The first enzymatic activity assay showed that there was activity in the nDer p 1 pool 1 and that it was entirely inhibited by E64. The impurities in the nDer p 1 pool were therefore not causing any undesired contributions to the activity of nDer p 1. Pool 2 did not show any activity. Perhaps the low nDer p 1 concentration does not allow any detection of the activity or perhaps pool 2 contains denatured nDer p 1. This last possibility could also justify why this nDer p 1 elutes from the SBTI agarose column in a different peak than the active nDer p 1.
nDer p 8 was purified, and an SDS-PAGE of this purification followed by silver staining showed only one band with the right molecular weight—approx. 25 kDa. Since the purified protein showed the expected gluthathione S-transferase activity the protein was very likely to be in fact nDer p 8.
GSH is able to activate nDer p 1, and the activity of nDer p 1 increased in correlation to the increase of GSH concentrations: the higher the GSH concentration, the higher the nDer p 1 activity and the shorter the lag time to get nDer p 1 activation.

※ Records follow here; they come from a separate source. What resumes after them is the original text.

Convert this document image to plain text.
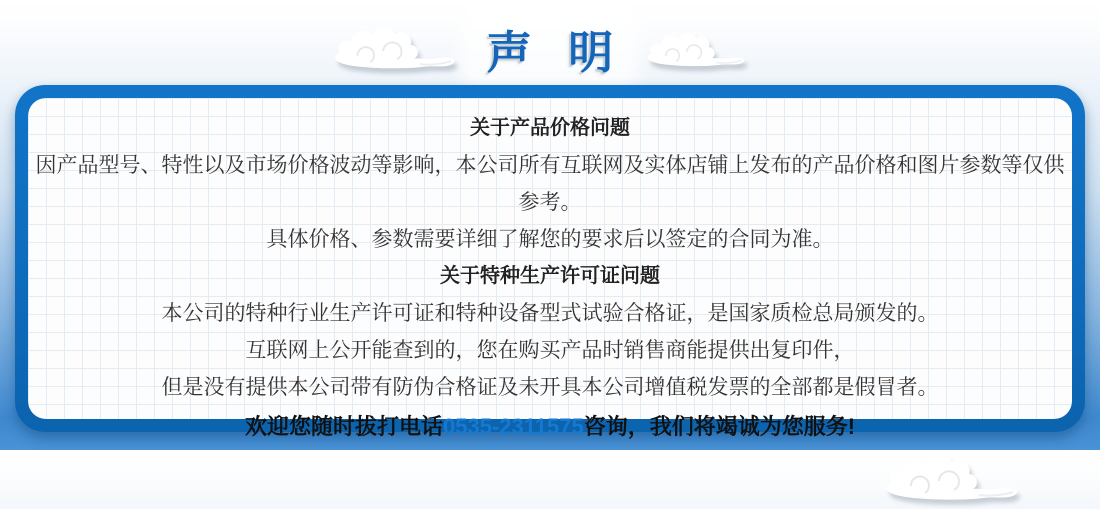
声 明

关于产品价格问题

因产品型号、特性以及市场价格波动等影响，本公司所有互联网及实体店铺上发布的产品价格和图片参数等仅供参考。

具体价格、参数需要详细了解您的要求后以签定的合同为准。

关于特种生产许可证问题

本公司的特种行业生产许可证和特种设备型式试验合格证，是国家质检总局颁发的。

互联网上公开能查到的，您在购买产品时销售商能提供出复印件，

但是没有提供本公司带有防伪合格证及未开具本公司增值税发票的全部都是假冒者。

欢迎您随时拔打电话0535-2311575咨询，我们将竭诚为您服务!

It is known that the reduction of proteins by GSH is slow and inefficient, and in the metabolic process where this reduction takes place, the reaction is catalyzed by glutathione S-transferases. Since Der p 8 is described to be a glutathione S-transferase, it was examined whether nDer p 8 could catalyse the activation of nDer p 1 by GSH, making it more efficient. As the physiological level of GSH in human lung airways is between 100 μM and 500 μM, it was decided to examine the effect of nDer p 8 on the nDer p 1 activation by a GSH concentration of 0.1 mM (100 μM). This assay proved that Der p 8 enhances the activation of nDer p 1 by GSH. At the lowest concentrations of nDer p 8 used (0.4 μM) it took over 30 minutes until the activities differentiated themselves from the test without nDer p 8. With 1.2 μM Der p 8 the activity increased after approximately 8 minutes and kept increasing throughout the whole measuring period, which extended to 90 minutes. FIG. 6 shows that the level and velocity of activation of nDer p 1 increased at higher Der p 8 concentrations. In other words, the effect of nDer p 8 on the GSH activation of nDer p 1 is dose-dependent.

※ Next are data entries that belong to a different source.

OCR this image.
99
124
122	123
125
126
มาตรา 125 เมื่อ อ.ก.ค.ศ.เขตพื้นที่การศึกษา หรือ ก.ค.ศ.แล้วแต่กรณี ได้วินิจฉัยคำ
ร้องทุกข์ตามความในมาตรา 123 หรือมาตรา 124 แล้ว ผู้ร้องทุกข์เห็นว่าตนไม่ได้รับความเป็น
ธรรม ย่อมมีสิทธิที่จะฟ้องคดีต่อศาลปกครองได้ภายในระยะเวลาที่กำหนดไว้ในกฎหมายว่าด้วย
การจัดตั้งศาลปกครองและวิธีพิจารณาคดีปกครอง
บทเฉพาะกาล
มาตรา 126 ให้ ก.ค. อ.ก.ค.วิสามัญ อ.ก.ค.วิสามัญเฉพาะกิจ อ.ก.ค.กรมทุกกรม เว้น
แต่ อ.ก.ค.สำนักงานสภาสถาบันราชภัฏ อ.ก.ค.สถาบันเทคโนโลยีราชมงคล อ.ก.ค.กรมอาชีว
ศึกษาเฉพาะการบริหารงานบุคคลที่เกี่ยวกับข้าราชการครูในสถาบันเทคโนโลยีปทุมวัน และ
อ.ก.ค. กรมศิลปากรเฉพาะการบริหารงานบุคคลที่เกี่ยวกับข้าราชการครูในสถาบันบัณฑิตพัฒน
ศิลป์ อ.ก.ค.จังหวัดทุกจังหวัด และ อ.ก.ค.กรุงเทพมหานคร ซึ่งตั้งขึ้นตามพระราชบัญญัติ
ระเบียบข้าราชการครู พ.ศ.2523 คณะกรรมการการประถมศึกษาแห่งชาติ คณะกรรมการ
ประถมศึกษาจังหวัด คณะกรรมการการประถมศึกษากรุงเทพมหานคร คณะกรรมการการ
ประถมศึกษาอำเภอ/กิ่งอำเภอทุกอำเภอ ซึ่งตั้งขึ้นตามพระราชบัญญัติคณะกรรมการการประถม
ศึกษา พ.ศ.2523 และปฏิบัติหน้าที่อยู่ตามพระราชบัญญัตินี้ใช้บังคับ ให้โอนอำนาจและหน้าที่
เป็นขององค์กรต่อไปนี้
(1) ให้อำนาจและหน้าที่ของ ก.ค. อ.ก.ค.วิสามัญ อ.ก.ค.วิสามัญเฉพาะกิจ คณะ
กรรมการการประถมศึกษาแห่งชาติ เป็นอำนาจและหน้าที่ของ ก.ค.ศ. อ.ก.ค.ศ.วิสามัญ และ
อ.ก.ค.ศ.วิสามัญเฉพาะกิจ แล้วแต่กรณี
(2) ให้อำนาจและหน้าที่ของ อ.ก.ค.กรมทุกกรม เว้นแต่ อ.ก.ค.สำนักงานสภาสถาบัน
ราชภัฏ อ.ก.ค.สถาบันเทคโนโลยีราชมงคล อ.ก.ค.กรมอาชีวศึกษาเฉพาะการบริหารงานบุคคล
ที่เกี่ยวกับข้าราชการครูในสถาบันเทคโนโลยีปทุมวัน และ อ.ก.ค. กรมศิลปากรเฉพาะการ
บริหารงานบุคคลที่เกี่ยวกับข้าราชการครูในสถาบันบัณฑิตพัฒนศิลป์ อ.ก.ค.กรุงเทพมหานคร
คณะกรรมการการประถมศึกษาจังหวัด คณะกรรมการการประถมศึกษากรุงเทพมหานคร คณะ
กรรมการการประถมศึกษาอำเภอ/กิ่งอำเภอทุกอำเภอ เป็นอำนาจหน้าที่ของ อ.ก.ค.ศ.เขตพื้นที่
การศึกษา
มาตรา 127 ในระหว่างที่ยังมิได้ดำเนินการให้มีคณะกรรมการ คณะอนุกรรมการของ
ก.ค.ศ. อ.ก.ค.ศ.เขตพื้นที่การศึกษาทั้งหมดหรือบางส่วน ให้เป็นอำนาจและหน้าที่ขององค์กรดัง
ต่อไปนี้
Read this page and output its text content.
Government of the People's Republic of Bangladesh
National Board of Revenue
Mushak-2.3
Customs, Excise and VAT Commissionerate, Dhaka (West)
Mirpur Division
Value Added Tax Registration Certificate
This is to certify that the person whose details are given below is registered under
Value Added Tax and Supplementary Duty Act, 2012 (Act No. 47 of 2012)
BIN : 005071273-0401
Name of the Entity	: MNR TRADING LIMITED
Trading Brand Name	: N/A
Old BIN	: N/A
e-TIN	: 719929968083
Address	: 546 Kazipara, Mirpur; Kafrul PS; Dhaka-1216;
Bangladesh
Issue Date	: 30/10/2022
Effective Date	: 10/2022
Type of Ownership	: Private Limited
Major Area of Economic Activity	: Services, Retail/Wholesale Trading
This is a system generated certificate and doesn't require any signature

Conclusively, the present experiments clearly illustrate that nDer p 1 can be activated by GSH at a physiological level and that the level of activity and lag time were dose-dependent. Furthermore, the results have shown that nDer p 8, which travels together with nDer p 1 in the D. pteronyssinus faecal pellets, is capable of catalysing the process due to its glutathione S-transferase activity. This catalysis is dose-dependent. Moreover, the present experiments have shown that it is possible to prepare reduced active Der p 1 in vitro and to administer a vaccine composition containing reduced active Der p 1 to a mucosal surface in vivo while maintaining the Der p 1 in its reduced active state. Also, the present experiments have shown that the inclusion of GSH and glutahione S-transferase in the vaccine composition will help maintaining the Der p 1 in its reduced active state upon administration.